Other women sterilised at public hospitals say doctors or other health workers either threatened to withhold C-sections or used other forms of pressure to get the men to sign the forms.

Some say the forms were brought to them when they were in advanced stages of labour and could not give informed consent.

The stories told by Pamela Andeka, 42, and Ruth Achieng’, 30, suggest some of the women gave uninformed consent or were sterilised during emergency surgery following pregnancy complications. This puts to question some claims of coercion.

Andeka is a widowed mother of five from Nairobi’s Mathare slum. She had her first three children in 1988, 1992 and 1998 before her husband died of HIV-related complications in 2002.

The eldest of the three is HIV-positive and, like Andeka, on anti-retroviral medication provided by the Blue House Clinic, a Médecins Sans Frontières (MSF) facility in Mathare.

Two years after her husband’s death, Andeka had unprotected sex with a man she met and got pregnant. She turned for help at Blue House, which specialises in pre-natal care and prevention of mother-to-child transmission.

Nine months later, she delivered a healthy set of twins at the Pumwani Hospital.

She further claims that when she took her children to Blue House, she was told they would not get medical attention or food supplements unless she could prove her tubes were tied.

MSF, the group behind Blue House, says it is investigating claims by Andeka and other women. “Instead of my children suffering and not getting milk (in a free feeding programme) I decided to have the operation done by Marie Stopes International,” she said. Andeka says she regrets having had the procedure.

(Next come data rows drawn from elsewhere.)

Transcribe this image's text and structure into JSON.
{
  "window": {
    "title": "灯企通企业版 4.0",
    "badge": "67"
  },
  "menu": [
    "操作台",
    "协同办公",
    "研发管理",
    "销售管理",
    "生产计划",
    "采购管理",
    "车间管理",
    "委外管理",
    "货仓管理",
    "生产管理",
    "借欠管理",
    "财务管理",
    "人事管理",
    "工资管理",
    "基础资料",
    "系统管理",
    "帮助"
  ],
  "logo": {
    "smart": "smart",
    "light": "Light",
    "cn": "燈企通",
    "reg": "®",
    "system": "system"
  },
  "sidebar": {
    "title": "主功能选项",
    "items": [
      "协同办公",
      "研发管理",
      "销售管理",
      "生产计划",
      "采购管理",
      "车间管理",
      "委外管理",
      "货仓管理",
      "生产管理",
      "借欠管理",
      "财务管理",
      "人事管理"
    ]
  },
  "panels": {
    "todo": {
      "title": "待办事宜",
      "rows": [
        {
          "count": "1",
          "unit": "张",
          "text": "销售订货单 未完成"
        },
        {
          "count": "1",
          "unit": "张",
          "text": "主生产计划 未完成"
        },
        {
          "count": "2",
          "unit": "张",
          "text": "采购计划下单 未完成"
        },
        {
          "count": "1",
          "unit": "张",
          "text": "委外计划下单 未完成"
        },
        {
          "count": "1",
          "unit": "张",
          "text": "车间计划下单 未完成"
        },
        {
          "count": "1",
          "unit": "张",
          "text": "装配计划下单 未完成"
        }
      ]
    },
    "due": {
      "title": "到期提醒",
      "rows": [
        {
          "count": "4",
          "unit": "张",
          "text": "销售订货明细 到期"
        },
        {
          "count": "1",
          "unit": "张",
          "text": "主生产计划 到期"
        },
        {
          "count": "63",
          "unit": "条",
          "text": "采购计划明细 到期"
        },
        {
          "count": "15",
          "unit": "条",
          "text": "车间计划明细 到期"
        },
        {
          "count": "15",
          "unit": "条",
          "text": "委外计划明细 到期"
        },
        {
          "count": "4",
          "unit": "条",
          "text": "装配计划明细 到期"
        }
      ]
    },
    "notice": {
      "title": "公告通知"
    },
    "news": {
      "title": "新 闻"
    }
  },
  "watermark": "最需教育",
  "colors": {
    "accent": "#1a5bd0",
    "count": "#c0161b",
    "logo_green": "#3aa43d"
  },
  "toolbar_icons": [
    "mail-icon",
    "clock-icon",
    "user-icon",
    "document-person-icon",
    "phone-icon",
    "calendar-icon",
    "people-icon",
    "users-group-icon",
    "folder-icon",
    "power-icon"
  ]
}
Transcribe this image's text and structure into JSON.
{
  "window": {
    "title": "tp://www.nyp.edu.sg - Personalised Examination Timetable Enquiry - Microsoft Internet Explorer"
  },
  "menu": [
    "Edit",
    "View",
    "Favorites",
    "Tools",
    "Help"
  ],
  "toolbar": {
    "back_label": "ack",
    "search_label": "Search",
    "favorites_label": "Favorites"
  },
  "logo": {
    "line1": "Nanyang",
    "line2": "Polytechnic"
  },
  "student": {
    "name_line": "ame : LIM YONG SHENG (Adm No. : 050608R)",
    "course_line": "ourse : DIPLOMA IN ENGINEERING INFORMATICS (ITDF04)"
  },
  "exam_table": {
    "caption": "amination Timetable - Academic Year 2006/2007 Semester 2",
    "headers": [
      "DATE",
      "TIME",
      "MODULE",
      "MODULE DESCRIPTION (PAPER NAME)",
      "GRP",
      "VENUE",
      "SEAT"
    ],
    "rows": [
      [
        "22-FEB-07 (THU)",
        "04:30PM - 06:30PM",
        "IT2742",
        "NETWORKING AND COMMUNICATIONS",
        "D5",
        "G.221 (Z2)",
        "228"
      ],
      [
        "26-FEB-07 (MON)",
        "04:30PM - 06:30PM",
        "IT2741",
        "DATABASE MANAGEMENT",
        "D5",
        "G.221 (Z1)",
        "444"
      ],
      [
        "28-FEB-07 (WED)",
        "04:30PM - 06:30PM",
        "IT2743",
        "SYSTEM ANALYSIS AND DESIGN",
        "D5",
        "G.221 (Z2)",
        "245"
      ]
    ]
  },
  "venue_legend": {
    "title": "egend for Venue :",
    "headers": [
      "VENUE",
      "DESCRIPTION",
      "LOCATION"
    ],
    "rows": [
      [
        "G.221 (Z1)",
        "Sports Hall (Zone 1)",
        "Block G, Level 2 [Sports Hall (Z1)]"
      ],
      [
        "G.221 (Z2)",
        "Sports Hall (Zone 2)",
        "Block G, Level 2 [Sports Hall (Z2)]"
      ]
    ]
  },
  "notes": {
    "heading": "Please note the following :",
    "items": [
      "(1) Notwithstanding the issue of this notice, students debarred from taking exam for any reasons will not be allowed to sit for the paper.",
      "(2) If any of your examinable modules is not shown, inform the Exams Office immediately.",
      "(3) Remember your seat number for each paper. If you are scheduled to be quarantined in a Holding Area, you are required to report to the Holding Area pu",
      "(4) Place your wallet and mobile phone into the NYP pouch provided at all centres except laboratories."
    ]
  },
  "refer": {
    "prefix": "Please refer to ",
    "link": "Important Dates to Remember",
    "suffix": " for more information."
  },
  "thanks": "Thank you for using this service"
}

“That pain is something I would not want any woman to undergo,” she says. She adds that meeting and talking to other HIV-positive women who have had tubal ligation has been therapeutic. She can now openly speak about her status and encourage others like her to take charge of their reproductive health.

Consequences

“Women living with HIV can have healthy, virus-free children,” she says. “I am proof of that. I have two healthy twins as living proof.” She warns pregnant HIV-positive women not to be pressured into getting their tubes tied. “The doctor or health worker should be clear about the consequences of the operation.”

Achieng’, who lives in Kibera, got to know she was HIV-positive shortly after having her first child at 19.

Her HIV-status was confirmed during pre-natal care and she was put on a seven-month course of antibiotics to prevent infection and raise her CD4 (white blood helper cell) count high enough that she could start taking ARVs.

Achieng’ conceived in 2004 but did not tell the doctors or seek treatment to prevent HIV transmission to the child.

The pregnancy ended in a miscarriage and she conceived again. This time the pregnancy almost ran the full term. But one day, late in her pregnancy, she passed out and was rushed to KNH.

Achieng’ says she regained consciousness one week later, having lost the baby. Three days after she woke up, a doctor asked her whether she was aware of her HIV status.

“I told him I knew I was positive and he said it was not right for me to give birth given my condition,” she says. “He told me that I would give birth to a HIV positive baby and that is why they had closed my womb.”